Some of the restaurant customers book lodging at Moore’s establishment, which is the Miner’s Delight Inn.
It and the Atlantic City Mercantile are among several historic buildings that still stand today and are listed on the National Register of Historic Places. The buildings are part of a self-guided walking tour created by the Atlantic City Historical Society.
Calamity Jane Slept Here?
No one knows for certain if Calamity Jane spent the night in Atlantic City once upon a time, but it’s certainly possible.
The 1870 Census records list a Martha Jane Cannary, which is Calamity Jane’s real name, as a resident of Hamilton City, often referred to at the time as Miners Delight.
Local legends around Atlantic City, passed down by oral history, tell that she was once a dance hall girl at the McAuley Store, later known as Hyde’s Hall.
J.W. Anthony built the two-story stone structure in 1869 as the town’s first bank. The bank went bust, however, and so Anthony was never paid for his work.
Robert McAuley later opened a general store in the structure, which included a saloon with gaming tables and a post office. But the second floor had to be removed after an early 1900s earthquake, and the McAuleys moved on to Rock Springs.

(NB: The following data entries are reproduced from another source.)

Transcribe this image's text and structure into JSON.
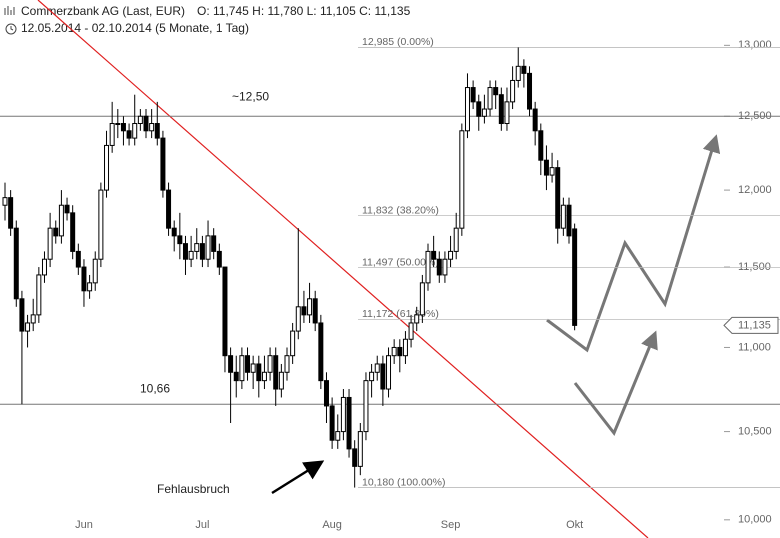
{
  "chart_data": {
    "type": "candlestick",
    "title": "Commerzbank AG (Last, EUR)",
    "quote": "O: 11,745  H: 11,780  L: 11,105  C: 11,135",
    "subtitle": "12.05.2014 - 02.10.2014 (5 Monate, 1 Tag)",
    "log_scale": true,
    "ylim": [
      9.9,
      13.33
    ],
    "yticks": [
      {
        "value": 10,
        "label": "10,000"
      },
      {
        "value": 10.5,
        "label": "10,500"
      },
      {
        "value": 11,
        "label": "11,000"
      },
      {
        "value": 11.5,
        "label": "11,500"
      },
      {
        "value": 12,
        "label": "12,000"
      },
      {
        "value": 12.5,
        "label": "12,500"
      },
      {
        "value": 13,
        "label": "13,000"
      }
    ],
    "categories": [
      null,
      null,
      null,
      null,
      null,
      null,
      null,
      null,
      null,
      null,
      null,
      null,
      null,
      null,
      "Jun",
      null,
      null,
      null,
      null,
      null,
      null,
      null,
      null,
      null,
      null,
      null,
      null,
      null,
      null,
      null,
      null,
      null,
      null,
      null,
      null,
      "Jul",
      null,
      null,
      null,
      null,
      null,
      null,
      null,
      null,
      null,
      null,
      null,
      null,
      null,
      null,
      null,
      null,
      null,
      null,
      null,
      null,
      null,
      null,
      "Aug",
      null,
      null,
      null,
      null,
      null,
      null,
      null,
      null,
      null,
      null,
      null,
      null,
      null,
      null,
      null,
      null,
      null,
      null,
      null,
      null,
      "Sep",
      null,
      null,
      null,
      null,
      null,
      null,
      null,
      null,
      null,
      null,
      null,
      null,
      null,
      null,
      null,
      null,
      null,
      null,
      null,
      null,
      null,
      "Okt"
    ],
    "open": [
      11.9,
      11.95,
      11.75,
      11.3,
      11.1,
      11.15,
      11.2,
      11.45,
      11.55,
      11.75,
      11.7,
      11.9,
      11.85,
      11.6,
      11.5,
      11.35,
      11.4,
      11.55,
      12.0,
      12.3,
      12.45,
      12.45,
      12.4,
      12.35,
      12.45,
      12.5,
      12.4,
      12.45,
      12.35,
      12.0,
      11.75,
      11.7,
      11.65,
      11.55,
      11.6,
      11.65,
      11.55,
      11.7,
      11.6,
      11.5,
      10.95,
      10.85,
      10.8,
      10.95,
      10.85,
      10.9,
      10.8,
      10.85,
      10.95,
      10.75,
      10.85,
      10.95,
      11.1,
      11.25,
      11.2,
      11.3,
      11.15,
      10.8,
      10.65,
      10.45,
      10.5,
      10.7,
      10.4,
      10.3,
      10.5,
      10.8,
      10.85,
      10.9,
      10.75,
      10.95,
      11.0,
      10.95,
      11.05,
      11.15,
      11.2,
      11.4,
      11.6,
      11.55,
      11.45,
      11.55,
      11.6,
      11.75,
      12.4,
      12.7,
      12.6,
      12.5,
      12.55,
      12.7,
      12.65,
      12.45,
      12.6,
      12.75,
      12.85,
      12.8,
      12.55,
      12.4,
      12.2,
      12.1,
      12.15,
      11.75,
      11.9,
      11.745
    ],
    "high": [
      12.05,
      12.0,
      11.8,
      11.35,
      11.2,
      11.3,
      11.5,
      11.6,
      11.85,
      11.8,
      12.0,
      11.95,
      11.9,
      11.65,
      11.55,
      11.45,
      11.6,
      12.05,
      12.4,
      12.6,
      12.55,
      12.5,
      12.45,
      12.65,
      12.55,
      12.55,
      12.55,
      12.6,
      12.4,
      12.05,
      11.8,
      11.85,
      11.7,
      11.7,
      11.75,
      11.7,
      11.8,
      11.75,
      11.65,
      11.5,
      11.0,
      10.95,
      11.0,
      11.0,
      10.95,
      10.95,
      10.95,
      11.0,
      11.0,
      10.9,
      11.0,
      11.15,
      11.75,
      11.35,
      11.4,
      11.35,
      11.2,
      10.85,
      10.7,
      10.6,
      10.75,
      10.75,
      10.45,
      10.55,
      10.85,
      10.9,
      10.95,
      10.95,
      11.0,
      11.05,
      11.05,
      11.1,
      11.2,
      11.25,
      11.45,
      11.65,
      11.7,
      11.6,
      11.6,
      11.7,
      11.85,
      12.45,
      12.8,
      12.75,
      12.65,
      12.65,
      12.75,
      12.75,
      12.7,
      12.7,
      12.85,
      12.985,
      12.9,
      12.85,
      12.6,
      12.45,
      12.3,
      12.25,
      12.2,
      11.95,
      11.95,
      11.78
    ],
    "low": [
      11.8,
      11.7,
      11.25,
      10.66,
      11.0,
      11.1,
      11.15,
      11.4,
      11.5,
      11.65,
      11.65,
      11.8,
      11.55,
      11.45,
      11.25,
      11.3,
      11.35,
      11.5,
      11.95,
      12.25,
      12.35,
      12.3,
      12.3,
      12.3,
      12.4,
      12.35,
      12.35,
      12.3,
      11.95,
      11.7,
      11.6,
      11.55,
      11.45,
      11.5,
      11.55,
      11.5,
      11.5,
      11.55,
      11.45,
      10.85,
      10.55,
      10.7,
      10.75,
      10.8,
      10.75,
      10.7,
      10.75,
      10.8,
      10.65,
      10.7,
      10.8,
      10.9,
      11.05,
      11.15,
      11.15,
      11.1,
      10.75,
      10.55,
      10.4,
      10.4,
      10.45,
      10.35,
      10.18,
      10.25,
      10.45,
      10.7,
      10.8,
      10.65,
      10.7,
      10.9,
      10.85,
      10.9,
      11.0,
      11.1,
      11.15,
      11.35,
      11.5,
      11.4,
      11.4,
      11.5,
      11.55,
      11.7,
      12.35,
      12.55,
      12.4,
      12.45,
      12.5,
      12.55,
      12.4,
      12.4,
      12.55,
      12.7,
      12.7,
      12.5,
      12.3,
      12.1,
      12.0,
      12.05,
      11.65,
      11.7,
      11.65,
      11.105
    ],
    "close": [
      11.95,
      11.75,
      11.3,
      11.1,
      11.15,
      11.2,
      11.45,
      11.55,
      11.75,
      11.7,
      11.9,
      11.85,
      11.6,
      11.5,
      11.35,
      11.4,
      11.55,
      12.0,
      12.3,
      12.45,
      12.45,
      12.4,
      12.35,
      12.45,
      12.5,
      12.4,
      12.45,
      12.35,
      12.0,
      11.75,
      11.7,
      11.65,
      11.55,
      11.6,
      11.65,
      11.55,
      11.7,
      11.6,
      11.5,
      10.95,
      10.85,
      10.8,
      10.95,
      10.85,
      10.9,
      10.8,
      10.85,
      10.95,
      10.75,
      10.85,
      10.95,
      11.1,
      11.25,
      11.2,
      11.3,
      11.15,
      10.8,
      10.65,
      10.45,
      10.5,
      10.7,
      10.4,
      10.3,
      10.5,
      10.8,
      10.85,
      10.9,
      10.75,
      10.95,
      11.0,
      10.95,
      11.05,
      11.15,
      11.2,
      11.4,
      11.6,
      11.55,
      11.45,
      11.55,
      11.6,
      11.75,
      12.4,
      12.7,
      12.6,
      12.5,
      12.55,
      12.7,
      12.65,
      12.45,
      12.6,
      12.75,
      12.85,
      12.8,
      12.55,
      12.4,
      12.2,
      12.1,
      12.15,
      11.75,
      11.9,
      11.7,
      11.135
    ],
    "fib_levels": [
      {
        "value": 12.985,
        "label": "12,985 (0.00%)"
      },
      {
        "value": 11.832,
        "label": "11,832 (38.20%)"
      },
      {
        "value": 11.497,
        "label": "11,497 (50.00%)"
      },
      {
        "value": 11.172,
        "label": "11,172 (61.80%)"
      },
      {
        "value": 10.18,
        "label": "10,180 (100.00%)"
      }
    ],
    "levels": [
      {
        "value": 12.5,
        "label": "~12,50"
      },
      {
        "value": 10.66,
        "label": "10,66"
      }
    ],
    "last_price": {
      "value": 11.135,
      "label": "11,135"
    },
    "annotation": "Fehlausbruch"
  }
}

The building was somewhat restored by Tom Hyde in the 1920s, but all that remains today is a shell of a building, with no roof.
Atlantic City is also home to one of Wyoming’s earliest cabins, the Gratrix Cabin, or the Quaking Aspen Hut Crossing Cabin, which still stands.
The cabin was either built or moved to its present-day location in 1842, and once served the Eastern Shoshone tribe as a waypoint during migratory wanderings, according to material prepared by the Atlantic City Historical Society.
Judge Buck Gratrix, who was a late 1860s arrival, lived in the cabin when he served as a justice of the peace.
Records suggest town meetings and elections were held in the tiny cabin, which also once served as a school.
Gratrix is said to have boasted that when he lived in the cabin, he occupied three counties (Carter, Sweetwater, and Fremont), as well as two territories, the Dakotas, and one state — Wyoming.
These are but two of 30 places on Atlantic City’s self-guided walking tour, all of which are explained in detail in a free brochure that’s available in a protective, clear plastic box located at the center of town on Main Street, near the town’s bulletin board.